Student Athletes Have Been Taking on a Special Role

In this context, student athletes have been playing a key role. We often hear in the news about the education that student athletes do not get as they work toward enriching their university’s commercial brand by winning for us, on national television.

But student athletes play a far greater role. Their strong words of protest carry a special weight. In the present moment, the words and conduct of African-American athletes at OU should remind us of African-Americans serving in the U.S. military: they are essential to these institutions and their mission.

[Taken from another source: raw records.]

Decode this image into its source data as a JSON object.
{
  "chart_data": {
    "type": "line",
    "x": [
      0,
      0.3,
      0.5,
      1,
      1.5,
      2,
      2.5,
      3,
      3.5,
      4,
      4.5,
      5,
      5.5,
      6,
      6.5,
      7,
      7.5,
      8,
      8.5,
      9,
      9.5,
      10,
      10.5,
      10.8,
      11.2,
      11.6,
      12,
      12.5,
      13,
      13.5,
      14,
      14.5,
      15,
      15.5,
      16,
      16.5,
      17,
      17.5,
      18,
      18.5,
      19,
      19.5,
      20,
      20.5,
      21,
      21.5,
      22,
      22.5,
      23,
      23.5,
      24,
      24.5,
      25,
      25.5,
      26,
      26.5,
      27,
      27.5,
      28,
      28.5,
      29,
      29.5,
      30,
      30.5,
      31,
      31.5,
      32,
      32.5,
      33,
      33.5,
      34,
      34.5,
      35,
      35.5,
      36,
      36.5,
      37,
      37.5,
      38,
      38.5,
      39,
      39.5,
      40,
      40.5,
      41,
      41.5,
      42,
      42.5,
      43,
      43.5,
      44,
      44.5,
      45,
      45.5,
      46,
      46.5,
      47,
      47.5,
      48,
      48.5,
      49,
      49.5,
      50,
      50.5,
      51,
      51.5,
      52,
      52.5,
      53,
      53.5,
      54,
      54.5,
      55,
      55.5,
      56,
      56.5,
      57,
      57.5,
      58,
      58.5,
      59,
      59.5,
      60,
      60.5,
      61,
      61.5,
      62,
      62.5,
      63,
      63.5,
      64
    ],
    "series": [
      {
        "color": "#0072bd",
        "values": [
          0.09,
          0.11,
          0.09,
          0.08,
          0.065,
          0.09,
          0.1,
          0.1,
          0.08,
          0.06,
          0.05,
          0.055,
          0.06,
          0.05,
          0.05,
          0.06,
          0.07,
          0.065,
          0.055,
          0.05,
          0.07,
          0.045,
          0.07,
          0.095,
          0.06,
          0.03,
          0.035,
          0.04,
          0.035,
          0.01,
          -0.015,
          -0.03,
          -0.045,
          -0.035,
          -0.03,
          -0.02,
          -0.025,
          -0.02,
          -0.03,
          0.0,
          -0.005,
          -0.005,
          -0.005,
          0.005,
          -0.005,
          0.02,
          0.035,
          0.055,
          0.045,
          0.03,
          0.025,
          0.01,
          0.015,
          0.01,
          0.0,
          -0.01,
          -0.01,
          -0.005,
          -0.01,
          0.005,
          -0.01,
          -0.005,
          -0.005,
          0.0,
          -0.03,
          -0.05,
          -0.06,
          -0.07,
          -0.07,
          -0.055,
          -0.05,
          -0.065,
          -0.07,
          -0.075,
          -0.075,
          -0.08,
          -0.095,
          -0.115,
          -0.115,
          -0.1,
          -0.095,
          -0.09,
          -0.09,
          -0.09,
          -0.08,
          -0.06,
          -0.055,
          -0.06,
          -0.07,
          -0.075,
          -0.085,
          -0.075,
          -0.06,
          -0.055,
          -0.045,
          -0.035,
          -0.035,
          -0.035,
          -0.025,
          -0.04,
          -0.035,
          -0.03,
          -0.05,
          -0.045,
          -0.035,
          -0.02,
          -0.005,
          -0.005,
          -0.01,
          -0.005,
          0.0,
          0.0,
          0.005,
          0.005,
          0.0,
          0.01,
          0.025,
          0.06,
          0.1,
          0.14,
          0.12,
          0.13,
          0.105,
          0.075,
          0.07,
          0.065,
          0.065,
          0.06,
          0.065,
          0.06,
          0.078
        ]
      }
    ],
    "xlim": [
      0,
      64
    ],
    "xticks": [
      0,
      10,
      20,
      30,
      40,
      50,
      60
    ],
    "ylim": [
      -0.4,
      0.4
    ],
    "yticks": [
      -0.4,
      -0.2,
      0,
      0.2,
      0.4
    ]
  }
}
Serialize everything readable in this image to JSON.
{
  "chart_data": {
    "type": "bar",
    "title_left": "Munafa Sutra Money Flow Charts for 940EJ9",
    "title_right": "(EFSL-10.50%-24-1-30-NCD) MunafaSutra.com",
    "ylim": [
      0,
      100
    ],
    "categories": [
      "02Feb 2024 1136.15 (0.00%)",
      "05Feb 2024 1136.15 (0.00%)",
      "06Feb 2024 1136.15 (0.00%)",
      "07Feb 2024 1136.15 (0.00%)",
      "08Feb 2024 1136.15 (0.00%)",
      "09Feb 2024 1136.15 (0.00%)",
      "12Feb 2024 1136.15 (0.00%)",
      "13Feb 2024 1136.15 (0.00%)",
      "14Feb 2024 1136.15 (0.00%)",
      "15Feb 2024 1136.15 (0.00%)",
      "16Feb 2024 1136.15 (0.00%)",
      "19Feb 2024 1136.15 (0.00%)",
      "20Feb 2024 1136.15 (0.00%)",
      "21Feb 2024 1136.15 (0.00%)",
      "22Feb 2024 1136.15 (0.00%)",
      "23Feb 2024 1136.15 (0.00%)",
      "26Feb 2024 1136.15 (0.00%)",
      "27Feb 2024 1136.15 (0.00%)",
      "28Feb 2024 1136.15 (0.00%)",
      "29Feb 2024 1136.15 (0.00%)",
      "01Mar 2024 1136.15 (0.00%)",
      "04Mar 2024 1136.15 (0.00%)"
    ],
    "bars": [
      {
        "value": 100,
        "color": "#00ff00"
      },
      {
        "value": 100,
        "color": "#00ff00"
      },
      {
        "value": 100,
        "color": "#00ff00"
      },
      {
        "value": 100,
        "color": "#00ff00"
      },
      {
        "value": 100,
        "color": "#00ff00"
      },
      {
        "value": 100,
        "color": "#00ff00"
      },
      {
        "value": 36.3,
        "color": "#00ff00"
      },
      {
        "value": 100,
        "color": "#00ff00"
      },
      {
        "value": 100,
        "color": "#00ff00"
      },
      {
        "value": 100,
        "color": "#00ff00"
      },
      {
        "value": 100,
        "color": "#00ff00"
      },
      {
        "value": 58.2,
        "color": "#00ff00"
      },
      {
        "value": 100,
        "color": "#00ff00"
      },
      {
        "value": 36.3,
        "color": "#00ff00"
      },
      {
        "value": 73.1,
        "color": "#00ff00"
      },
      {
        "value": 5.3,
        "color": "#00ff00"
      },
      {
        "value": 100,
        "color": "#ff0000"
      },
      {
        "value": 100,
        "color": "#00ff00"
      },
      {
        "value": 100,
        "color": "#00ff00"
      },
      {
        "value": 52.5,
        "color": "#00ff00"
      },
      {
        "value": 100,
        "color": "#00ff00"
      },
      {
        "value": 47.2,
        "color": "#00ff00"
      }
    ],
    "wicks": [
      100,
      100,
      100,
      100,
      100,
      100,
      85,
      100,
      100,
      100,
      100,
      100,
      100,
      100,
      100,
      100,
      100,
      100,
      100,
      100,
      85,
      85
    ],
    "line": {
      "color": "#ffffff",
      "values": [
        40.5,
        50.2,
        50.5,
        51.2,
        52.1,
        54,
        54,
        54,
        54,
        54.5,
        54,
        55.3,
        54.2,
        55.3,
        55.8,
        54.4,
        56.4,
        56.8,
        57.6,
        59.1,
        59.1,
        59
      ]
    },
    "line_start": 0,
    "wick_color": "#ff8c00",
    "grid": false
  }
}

The Way Forward Is Through Humility

We all have work to do here. We have been called upon to confront again a very old fact: the very different lives we lead as we inhabit shared spaces but do not really know each others’ burdens and potentials.

We need to take a fresh look at our university community with a renewed commitment to accountability, transparency, and due process. If we make this as a firm commitment, with the understanding that it is not a temporary emergency measure intended to make some of us feel better, OU’s good name will be just fine.

We need to move forward with a quiet humility, but one that is infused with determination.

Ben Keppel is an associate professor of history at the University of Oklahoma. This article was previously published on TheConversation.com.